I'm not sure what this means but I noticed that in one GVN iteration it changes the phi in while.body from
%i5 = phi i16 [ %i, %sw.epilog ], [ 0, %cond.end25 ]
to
%i5 = phi i16 [ %i, %sw.epilog ], [ poison, %cond.end25 ]
The %cond.end25 to %while.body edge is never taken due to
cond.end25: ; preds = %while.body
br i1 false, label %while.body, label %while.end ; -> %while.end
However, if I change the input, so the phi value is already poison:
%i5 = phi i16 [ %i, %sw.epilog ], [ poison, %cond.end25 ]
then we get the following debug printout
GVN: load i16 %i6 is clobbered by store i16 10, ptr %ub, align 1
and I think the end result is correct.
With the original input the load is removed and we use the wrong value.
When it examines the load
%i6 = load i16, ptr %arrayidx31, align 1
it calculates the dependencies with
MD->getNonLocalPointerDependency(Load, Deps);
and then examine each dependency.

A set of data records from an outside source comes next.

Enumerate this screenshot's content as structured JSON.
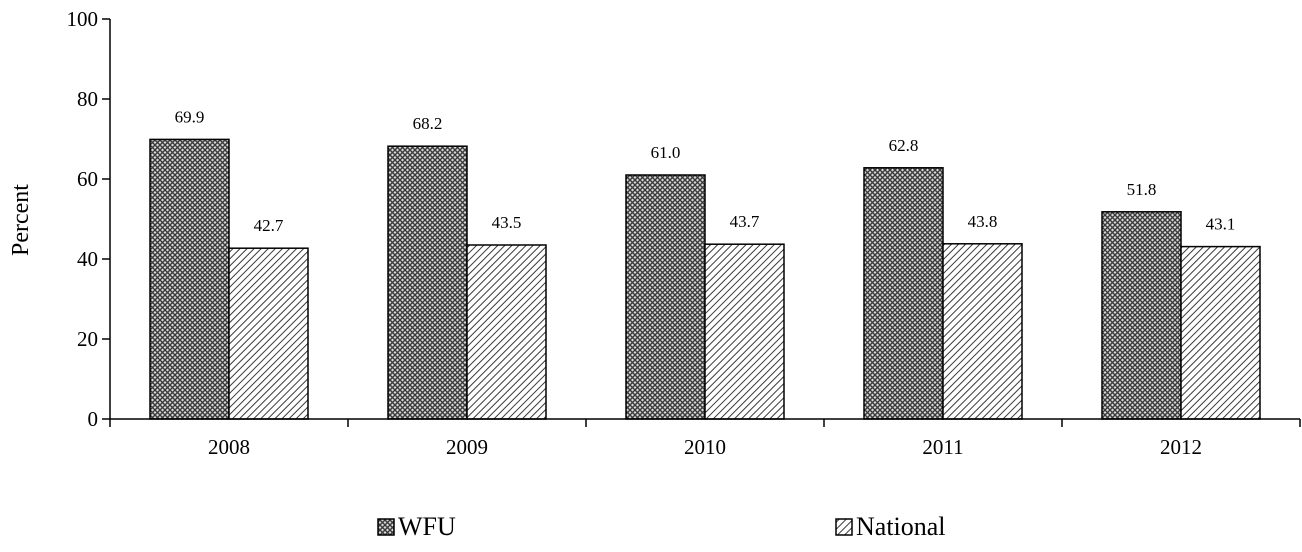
{
  "chart_data": {
    "type": "bar",
    "title": "",
    "xlabel": "",
    "ylabel": "Percent",
    "ylim": [
      0,
      100
    ],
    "yticks": [
      0,
      20,
      40,
      60,
      80,
      100
    ],
    "grid": false,
    "legend_position": "bottom",
    "categories": [
      "2008",
      "2009",
      "2010",
      "2011",
      "2012"
    ],
    "series": [
      {
        "name": "WFU",
        "values": [
          69.9,
          68.2,
          61.0,
          62.8,
          51.8
        ],
        "value_labels": [
          "69.9",
          "68.2",
          "61.0",
          "62.8",
          "51.8"
        ],
        "pattern": "crosshatch",
        "color": "#444444"
      },
      {
        "name": "National",
        "values": [
          42.7,
          43.5,
          43.7,
          43.8,
          43.1
        ],
        "value_labels": [
          "42.7",
          "43.5",
          "43.7",
          "43.8",
          "43.1"
        ],
        "pattern": "diagonal",
        "color": "#333333"
      }
    ]
  }
}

We get dependencies towards the following 4 BBs and instructions:
DepBB: while.body.while.body_crit_edge
DepInst: null
DepBB: sw.epilog46
DepInst: %i10 = load i16, ptr %arrayidx49, align 1
DepBB: entry
DepInst: store i16 23130, ptr %ub, align 1
DepBB: cond.end
DepInst: store i16 %mul, ptr %arrayidx12, align 1
Especially note there is no dependency towards
cond.end.thread:
store i16 10, ptr %ub, align 1
None of the dependencies above prevent removing the load
In the experiment where I changed the input from
%i5 = phi i16 [ %i, %sw.epilog ], [ 0, %cond.end25 ]
to
%i5 = phi i16 [ %i, %sw.epilog ], [ poison, %cond.end25 ]

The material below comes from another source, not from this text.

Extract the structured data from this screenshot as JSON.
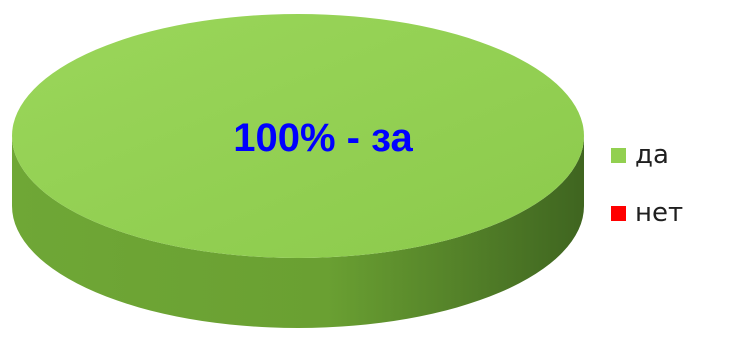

(which GVN does itself anyway) I instead get the following 2 dependencies:
DepBB: cond.end.thread
DepInst: store i16 10, ptr %ub, align 1
DepBB: cond.end
DepInst: store i16 %mul, ptr %arrayidx12, align 1
and when examining the first one it realizes it clobbers the load and this prevents removing the load.
Here is my current idea for a fix (but GVN is not my usual playground so it would be nice with some second opinions on this):
diff --git a/llvm/lib/Transforms/Scalar/GVN.cpp b/llvm/lib/Transforms/Scalar/GVN.cpp
index 7cb2fd6098c8..4000d2922f13 100644
--- a/llvm/lib/Transforms/Scalar/GVN.cpp
+++ b/llvm/lib/Transforms/Scalar/GVN.cpp
@@ -1296,7 +1296,10 @@ void GVNPass::AnalyzeLoadAvailability(LoadInst *Load, LoadDepVect &Deps,
if (DeadBlocks.count(DepBB)) {
// Dead dependent mem-op disguise as a load evaluating the same value
// as the load in question.
- ValuesPerBlock.push_back(AvailableValueInBlock::getUndef(DepBB));
+ if (!DepInfo.isDef() && !DepInfo.isClobber())

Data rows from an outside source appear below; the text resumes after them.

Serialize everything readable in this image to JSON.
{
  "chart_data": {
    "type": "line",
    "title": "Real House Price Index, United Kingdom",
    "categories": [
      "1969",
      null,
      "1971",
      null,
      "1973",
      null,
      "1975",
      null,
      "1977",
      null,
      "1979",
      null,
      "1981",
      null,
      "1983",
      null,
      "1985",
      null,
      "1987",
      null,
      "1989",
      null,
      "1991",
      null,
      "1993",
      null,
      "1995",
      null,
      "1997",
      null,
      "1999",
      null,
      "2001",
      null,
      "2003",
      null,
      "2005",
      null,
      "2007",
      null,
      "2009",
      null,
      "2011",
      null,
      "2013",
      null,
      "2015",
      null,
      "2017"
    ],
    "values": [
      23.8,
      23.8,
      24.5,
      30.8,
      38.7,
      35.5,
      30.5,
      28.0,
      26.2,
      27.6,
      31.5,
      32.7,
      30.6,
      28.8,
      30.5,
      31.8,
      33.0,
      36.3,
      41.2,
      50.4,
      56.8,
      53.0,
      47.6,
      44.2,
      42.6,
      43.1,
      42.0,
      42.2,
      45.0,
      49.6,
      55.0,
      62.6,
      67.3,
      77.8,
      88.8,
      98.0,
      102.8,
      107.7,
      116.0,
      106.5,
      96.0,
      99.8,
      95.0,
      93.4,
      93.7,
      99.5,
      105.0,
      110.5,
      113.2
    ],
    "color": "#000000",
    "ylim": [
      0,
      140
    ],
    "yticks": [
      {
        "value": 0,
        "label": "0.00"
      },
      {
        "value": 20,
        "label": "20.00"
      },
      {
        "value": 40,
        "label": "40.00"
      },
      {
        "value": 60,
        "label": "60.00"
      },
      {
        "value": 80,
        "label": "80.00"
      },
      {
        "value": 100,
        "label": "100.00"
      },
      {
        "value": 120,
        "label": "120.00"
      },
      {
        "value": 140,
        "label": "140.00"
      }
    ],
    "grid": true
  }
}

+ UnavailableBlocks.push_back(DepBB);
+ else
+ ValuesPerBlock.push_back(AvailableValueInBlock::getUndef(DepBB));
continue;
}
Not sure exactly how to motivate it, but afaict MemDep can return Deps that are Unknown in cases when it has given up due to some limits, or as (I think) in the reproducer when there is a phi translation failure. And then I think it would be wrong to say that there is an available (even undef) value because there ain't really no def/clobber Dep for the block.